AİHM'in, Gezi Parkı davası sanıklarından iş insanı Osman Kavala'nın serbest bırakılması kararı verdiğini ancak bu kararı uygulayacak mahkeme bulunmadığını öne süren Kılıçdaroğlu, "Nasıl bir hukuktur, nasıl bir adalettir? Bir üst mahkemenin verdiği kararı bir alt mahkeme 'sen ne okursan oku ben buna uymayacağım' diyebiliyor. Bu gücü, bu cesareti nereden alıyor?" diye sordu.

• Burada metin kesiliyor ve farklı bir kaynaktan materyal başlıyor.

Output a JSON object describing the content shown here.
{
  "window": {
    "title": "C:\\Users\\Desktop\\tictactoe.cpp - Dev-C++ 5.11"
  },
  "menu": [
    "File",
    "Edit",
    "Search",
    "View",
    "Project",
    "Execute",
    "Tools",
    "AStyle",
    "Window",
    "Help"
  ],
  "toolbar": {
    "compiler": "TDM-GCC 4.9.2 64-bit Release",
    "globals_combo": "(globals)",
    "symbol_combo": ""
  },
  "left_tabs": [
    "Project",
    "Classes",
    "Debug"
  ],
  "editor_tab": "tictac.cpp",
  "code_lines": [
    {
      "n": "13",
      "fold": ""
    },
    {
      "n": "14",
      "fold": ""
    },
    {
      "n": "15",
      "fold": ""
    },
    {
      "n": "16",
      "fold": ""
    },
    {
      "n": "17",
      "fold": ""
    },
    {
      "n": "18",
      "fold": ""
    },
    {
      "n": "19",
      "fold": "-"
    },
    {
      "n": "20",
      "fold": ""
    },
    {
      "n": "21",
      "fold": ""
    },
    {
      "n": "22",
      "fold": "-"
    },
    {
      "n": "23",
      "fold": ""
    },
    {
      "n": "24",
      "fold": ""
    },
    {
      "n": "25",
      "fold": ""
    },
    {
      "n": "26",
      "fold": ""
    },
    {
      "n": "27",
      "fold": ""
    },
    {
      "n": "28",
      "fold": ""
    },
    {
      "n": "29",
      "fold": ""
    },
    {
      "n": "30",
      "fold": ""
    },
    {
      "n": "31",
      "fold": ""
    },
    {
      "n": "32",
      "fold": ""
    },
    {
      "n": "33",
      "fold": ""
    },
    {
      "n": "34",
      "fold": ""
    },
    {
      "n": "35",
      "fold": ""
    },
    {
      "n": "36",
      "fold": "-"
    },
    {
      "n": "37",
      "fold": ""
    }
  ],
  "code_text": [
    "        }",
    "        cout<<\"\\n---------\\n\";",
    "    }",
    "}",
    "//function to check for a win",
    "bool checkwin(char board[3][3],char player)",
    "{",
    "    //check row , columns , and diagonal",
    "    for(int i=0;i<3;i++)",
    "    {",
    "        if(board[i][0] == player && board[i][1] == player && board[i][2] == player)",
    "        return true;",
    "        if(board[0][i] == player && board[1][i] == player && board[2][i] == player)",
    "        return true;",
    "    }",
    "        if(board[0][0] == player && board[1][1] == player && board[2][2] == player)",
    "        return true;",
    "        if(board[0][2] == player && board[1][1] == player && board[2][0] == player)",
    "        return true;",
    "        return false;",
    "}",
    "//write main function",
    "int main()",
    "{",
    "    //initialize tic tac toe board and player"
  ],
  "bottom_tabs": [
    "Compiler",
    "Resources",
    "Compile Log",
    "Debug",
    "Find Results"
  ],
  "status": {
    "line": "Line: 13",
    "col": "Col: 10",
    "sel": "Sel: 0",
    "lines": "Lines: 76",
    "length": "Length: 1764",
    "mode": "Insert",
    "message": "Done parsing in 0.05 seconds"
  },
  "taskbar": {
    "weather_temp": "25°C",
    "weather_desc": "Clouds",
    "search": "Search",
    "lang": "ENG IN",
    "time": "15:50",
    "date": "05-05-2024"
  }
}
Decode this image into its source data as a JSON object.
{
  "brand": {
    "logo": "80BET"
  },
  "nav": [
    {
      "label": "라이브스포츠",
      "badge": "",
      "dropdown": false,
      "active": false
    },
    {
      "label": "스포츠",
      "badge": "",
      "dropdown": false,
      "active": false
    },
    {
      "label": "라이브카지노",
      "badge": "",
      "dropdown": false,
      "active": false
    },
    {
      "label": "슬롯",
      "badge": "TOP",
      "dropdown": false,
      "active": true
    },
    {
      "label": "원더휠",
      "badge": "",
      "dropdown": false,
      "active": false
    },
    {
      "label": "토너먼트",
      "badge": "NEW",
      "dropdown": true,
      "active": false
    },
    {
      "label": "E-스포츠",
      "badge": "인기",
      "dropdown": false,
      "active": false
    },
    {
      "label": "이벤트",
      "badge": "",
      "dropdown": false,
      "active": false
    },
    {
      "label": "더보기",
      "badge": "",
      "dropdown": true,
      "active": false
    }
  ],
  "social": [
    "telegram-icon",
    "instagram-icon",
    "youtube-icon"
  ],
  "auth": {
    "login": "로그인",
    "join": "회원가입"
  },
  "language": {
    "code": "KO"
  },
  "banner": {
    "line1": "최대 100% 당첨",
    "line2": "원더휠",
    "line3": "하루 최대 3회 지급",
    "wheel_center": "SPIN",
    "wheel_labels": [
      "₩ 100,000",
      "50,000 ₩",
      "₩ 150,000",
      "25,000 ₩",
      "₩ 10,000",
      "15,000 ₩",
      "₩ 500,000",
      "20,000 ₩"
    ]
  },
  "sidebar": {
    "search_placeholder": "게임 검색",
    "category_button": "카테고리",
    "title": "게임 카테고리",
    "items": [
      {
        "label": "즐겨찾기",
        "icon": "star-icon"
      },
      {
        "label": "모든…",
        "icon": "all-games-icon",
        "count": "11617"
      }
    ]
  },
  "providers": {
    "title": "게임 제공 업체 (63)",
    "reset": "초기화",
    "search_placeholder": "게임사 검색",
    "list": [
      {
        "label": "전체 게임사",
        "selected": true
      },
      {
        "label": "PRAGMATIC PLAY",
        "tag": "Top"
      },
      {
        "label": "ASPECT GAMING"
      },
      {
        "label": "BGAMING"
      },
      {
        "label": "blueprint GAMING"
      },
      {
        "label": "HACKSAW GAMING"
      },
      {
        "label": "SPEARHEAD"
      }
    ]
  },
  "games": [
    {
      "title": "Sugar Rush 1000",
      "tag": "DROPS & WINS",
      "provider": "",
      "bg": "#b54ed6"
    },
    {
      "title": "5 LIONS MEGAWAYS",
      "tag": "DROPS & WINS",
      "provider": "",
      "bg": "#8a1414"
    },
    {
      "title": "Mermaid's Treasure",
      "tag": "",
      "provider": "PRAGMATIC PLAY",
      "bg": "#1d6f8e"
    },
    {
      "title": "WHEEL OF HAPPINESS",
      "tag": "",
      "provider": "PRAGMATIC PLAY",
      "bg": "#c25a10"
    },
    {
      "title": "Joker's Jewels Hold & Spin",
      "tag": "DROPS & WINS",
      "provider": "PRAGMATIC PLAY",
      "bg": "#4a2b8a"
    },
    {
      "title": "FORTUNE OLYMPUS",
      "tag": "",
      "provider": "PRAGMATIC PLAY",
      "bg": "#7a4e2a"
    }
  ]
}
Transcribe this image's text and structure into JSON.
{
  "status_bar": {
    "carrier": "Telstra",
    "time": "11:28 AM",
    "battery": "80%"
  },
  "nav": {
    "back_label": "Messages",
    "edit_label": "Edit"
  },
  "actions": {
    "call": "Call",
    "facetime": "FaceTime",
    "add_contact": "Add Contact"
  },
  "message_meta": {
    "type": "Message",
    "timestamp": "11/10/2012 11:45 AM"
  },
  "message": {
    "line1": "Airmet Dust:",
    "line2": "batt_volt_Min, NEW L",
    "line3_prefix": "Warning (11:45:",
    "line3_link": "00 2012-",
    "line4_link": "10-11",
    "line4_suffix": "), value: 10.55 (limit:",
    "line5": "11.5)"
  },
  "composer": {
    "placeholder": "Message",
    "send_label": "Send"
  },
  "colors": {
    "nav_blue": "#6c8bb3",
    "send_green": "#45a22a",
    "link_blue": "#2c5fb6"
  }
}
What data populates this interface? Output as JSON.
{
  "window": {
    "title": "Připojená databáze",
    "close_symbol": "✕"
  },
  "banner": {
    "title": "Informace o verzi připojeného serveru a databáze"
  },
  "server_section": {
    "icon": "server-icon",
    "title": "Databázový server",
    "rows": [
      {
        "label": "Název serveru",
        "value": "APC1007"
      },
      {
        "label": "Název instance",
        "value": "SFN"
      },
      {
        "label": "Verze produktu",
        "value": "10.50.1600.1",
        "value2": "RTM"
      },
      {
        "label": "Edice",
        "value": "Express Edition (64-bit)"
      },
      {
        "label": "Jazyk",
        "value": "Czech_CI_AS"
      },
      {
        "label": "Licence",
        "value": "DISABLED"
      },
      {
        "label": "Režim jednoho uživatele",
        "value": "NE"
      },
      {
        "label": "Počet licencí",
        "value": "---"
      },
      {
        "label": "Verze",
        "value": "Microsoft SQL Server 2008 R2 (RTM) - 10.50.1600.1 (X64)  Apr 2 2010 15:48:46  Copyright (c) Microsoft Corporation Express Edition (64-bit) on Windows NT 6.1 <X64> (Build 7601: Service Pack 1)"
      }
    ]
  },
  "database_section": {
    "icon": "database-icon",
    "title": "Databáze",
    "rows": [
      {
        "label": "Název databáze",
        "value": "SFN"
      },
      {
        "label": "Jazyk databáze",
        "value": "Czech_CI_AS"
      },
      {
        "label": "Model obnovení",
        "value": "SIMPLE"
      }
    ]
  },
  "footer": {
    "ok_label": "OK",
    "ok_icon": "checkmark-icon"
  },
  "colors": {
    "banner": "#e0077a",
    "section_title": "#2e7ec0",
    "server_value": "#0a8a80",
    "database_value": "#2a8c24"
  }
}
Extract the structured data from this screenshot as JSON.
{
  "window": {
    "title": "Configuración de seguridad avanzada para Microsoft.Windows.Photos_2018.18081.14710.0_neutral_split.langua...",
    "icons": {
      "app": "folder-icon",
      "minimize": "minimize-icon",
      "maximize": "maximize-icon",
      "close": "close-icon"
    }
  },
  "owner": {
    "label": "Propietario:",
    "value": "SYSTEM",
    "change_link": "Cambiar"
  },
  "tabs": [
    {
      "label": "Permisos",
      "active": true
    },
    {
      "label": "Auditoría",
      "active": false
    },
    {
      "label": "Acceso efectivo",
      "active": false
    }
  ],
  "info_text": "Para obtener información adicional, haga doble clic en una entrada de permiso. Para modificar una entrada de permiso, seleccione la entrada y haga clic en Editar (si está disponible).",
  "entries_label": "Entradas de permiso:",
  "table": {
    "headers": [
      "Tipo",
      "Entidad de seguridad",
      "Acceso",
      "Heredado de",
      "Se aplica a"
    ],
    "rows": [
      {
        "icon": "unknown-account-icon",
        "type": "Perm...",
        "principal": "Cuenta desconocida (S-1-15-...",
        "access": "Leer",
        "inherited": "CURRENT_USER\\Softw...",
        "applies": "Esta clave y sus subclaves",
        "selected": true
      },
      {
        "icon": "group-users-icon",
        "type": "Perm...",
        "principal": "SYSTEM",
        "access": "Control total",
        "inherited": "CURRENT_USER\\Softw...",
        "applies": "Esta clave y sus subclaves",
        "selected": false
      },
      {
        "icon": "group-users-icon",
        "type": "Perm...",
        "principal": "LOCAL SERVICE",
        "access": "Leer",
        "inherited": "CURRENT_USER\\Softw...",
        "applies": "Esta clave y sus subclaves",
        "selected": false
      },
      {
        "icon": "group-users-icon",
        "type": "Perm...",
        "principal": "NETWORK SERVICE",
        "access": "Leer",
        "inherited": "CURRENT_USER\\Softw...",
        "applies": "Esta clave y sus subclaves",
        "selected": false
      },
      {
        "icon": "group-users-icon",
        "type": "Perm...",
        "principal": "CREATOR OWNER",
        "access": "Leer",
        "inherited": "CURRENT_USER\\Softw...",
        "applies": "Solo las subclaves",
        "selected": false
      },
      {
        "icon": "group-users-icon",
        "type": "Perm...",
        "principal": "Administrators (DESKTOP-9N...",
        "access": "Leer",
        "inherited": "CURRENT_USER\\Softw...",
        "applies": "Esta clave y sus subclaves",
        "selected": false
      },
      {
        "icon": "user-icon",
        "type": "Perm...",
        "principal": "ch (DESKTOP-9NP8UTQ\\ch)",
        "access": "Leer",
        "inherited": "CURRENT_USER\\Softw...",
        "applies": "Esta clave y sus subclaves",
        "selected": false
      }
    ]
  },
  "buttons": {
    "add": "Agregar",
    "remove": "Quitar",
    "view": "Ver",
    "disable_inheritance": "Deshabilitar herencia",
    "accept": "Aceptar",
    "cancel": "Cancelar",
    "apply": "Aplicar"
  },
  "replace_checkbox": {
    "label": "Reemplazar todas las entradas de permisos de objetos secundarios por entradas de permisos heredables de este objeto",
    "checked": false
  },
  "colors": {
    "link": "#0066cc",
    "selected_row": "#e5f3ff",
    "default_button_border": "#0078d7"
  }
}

Alt mahkemelerin, istinaf mahkemelerinin, Yargıtay, Danıştay, Anayasa Mahkemesinin neden kurulduğunu soran Kılıçdaroğlu, "Kaldırın bunları. Bir kişiyi oturtun, saraydan bir yetkiliyi, kararı versin, mesele de bitsin. Sorunu bu noktaya getirdiler." dedi.
AİHM kararlarının uygulanmasının, anayasada yer aldığına işaret eden Kılıçdaroğlu, ancak hakimlerin, Anayasa Mahkemesini de anayasayı da tanımadığını iddia etti. Kılıçdaroğlu, bundan Türkiye'nin ve itibarının zarar gördüğünü belirterek, bu saatten sonra dünyaya Türkiye'de hukuk ve adalet olduğunun anlatılamayacağını savundu.
Gezi Parkı olaylarına yönelik 1376 kişinin "Ben de oradaydım." diye bir metin hazırladığını ve dağıttıklarını anlatan Kılıçdaroğlu, "Ne kadar masum ve güzel." diye nitelendirdiği metni okudu.
Anayasanın "Herkes önceden izin almadan silahsız ve saldırısız toplantı ve gösteri yürüyüşü düzenleme hakkına sahiptir." dediğini belirten Kılıçdaroğlu, ancak anayasanın, 'saray iktidarı ve yargıçlar' için geçerli olmadığını ileri savundu. Kılıçdaroğlu, "Dolayısıyla her şeye rağmen hepimiz bu davanın adalet içinde sonuçlanmasını bekliyoruz. Her şeye rağmen adalet olmalı, her şeye rağmen güzellik olmalı, her şeye rağmen birlikte yaşamalıyız." değerlendirmesinde bulundu.